Because of this the camp was advised last fall by the Pierce County fire marshal that no new building permits will be issued until the camp can meet current fire protection safety standards, which in this case will require a water source capable of providing 1,500 gallons per minute flow for two hours at a minimum pressure of 20 PSI.

The question is how to achieve the fire marshal’s fire flow requirements in a way that balances practical construction issues and honors the quiet, forested rural character of the Key Peninsula.

The YMCA board and staff, headquartered in Tacoma, hired an engineering firm. Two of that firm’s proposed options stand out: a 60-foot tall water tower within full view of Thomas Road that cannot be effectively screened or hidden from view; or two 20-foot water tanks, operated with pumps as needed, in the same location that can be successfully screened.

The YMCA chose the 60-foot water tower option and the organization continues defending that choice in spite of the Key Peninsula Advisory Commission’s 5-0 vote in opposition at a standing-room-only public meeting July 18. In addition, over 20 neighbors of Camp Seymour have written to Pierce County Planning stating their support of Camp Seymour but opposition to this 60-foot water tower.

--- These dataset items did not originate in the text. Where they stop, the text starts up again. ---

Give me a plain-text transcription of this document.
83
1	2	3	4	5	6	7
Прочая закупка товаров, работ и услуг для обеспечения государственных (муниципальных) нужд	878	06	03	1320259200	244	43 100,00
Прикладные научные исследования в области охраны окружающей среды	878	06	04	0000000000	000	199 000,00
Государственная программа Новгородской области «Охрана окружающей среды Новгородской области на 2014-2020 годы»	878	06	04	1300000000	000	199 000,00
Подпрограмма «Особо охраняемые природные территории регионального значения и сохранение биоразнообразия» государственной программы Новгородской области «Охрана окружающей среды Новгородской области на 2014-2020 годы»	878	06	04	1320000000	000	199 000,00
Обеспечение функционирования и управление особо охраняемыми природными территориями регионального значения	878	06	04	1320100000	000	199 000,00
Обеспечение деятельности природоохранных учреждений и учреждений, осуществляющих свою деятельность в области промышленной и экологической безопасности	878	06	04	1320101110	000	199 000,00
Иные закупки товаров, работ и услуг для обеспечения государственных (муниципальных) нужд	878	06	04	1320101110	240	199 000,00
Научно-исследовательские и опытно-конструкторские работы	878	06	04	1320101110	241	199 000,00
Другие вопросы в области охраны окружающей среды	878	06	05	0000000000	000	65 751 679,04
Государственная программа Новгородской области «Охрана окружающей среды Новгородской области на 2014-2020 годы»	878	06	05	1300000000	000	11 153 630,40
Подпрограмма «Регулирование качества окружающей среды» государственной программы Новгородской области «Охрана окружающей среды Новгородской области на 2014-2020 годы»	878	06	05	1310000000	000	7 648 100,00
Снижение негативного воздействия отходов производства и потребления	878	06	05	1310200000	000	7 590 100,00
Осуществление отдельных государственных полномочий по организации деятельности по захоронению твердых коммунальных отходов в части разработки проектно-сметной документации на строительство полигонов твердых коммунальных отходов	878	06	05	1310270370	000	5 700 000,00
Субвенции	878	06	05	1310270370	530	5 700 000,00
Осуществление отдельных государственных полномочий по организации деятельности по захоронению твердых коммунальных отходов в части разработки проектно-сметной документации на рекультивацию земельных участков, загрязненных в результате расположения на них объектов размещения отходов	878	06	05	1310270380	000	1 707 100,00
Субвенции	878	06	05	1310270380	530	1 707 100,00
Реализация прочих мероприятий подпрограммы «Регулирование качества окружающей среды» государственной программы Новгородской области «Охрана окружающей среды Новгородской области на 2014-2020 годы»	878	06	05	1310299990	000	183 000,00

The option to construct two 20-foot tanks at the Thomas Road site is being ignored by the YMCA board and staff, even though that option would simultaneously achieve Camp Seymour’s expansion goals while demonstrating respect for our community goals of maintaining the rural character of the Key Peninsula. The engineer hired by the YMCA noted that two 20-foot tanks with pumps would satisfy the requirements of the fire marshal. He testified in front of the hearing examiner that the use of fire pumps to provide fire flow when needed is “common.”

For two months the YMCA board and key staff have turned a deaf ear to objections from the KP community to the 60-foot tower, and for over a month they have ignored the workable and preferred option of two shorter tanks.

Cell towers aside, there are no structures 60-feet tall on the KP––nothing as massive, industrial and visible as this proposed tank. Once a 60-foot structure is built, others will follow and the character of the Key Peninsula will be changed forever.

Everyone agrees that Camp Seymour is a well-loved landmark of the Key Peninsula. Many of us attended the camp as children and we continue to send our children and grandchildren as well.

Everyone agrees the camp must meet updated fire protection safety standards to protect life.

The option of two shorter tanks is a good one that could and should be viewed as a win-win for the YMCA and the Key Peninsula community. Please join me, 50 of your neighbors and the Key Peninsula Advisory Commission in telling the board and staff of the YMCA that this proposed 60-foot tall water tower is not welcome on the Key Peninsula. It doesn’t fit.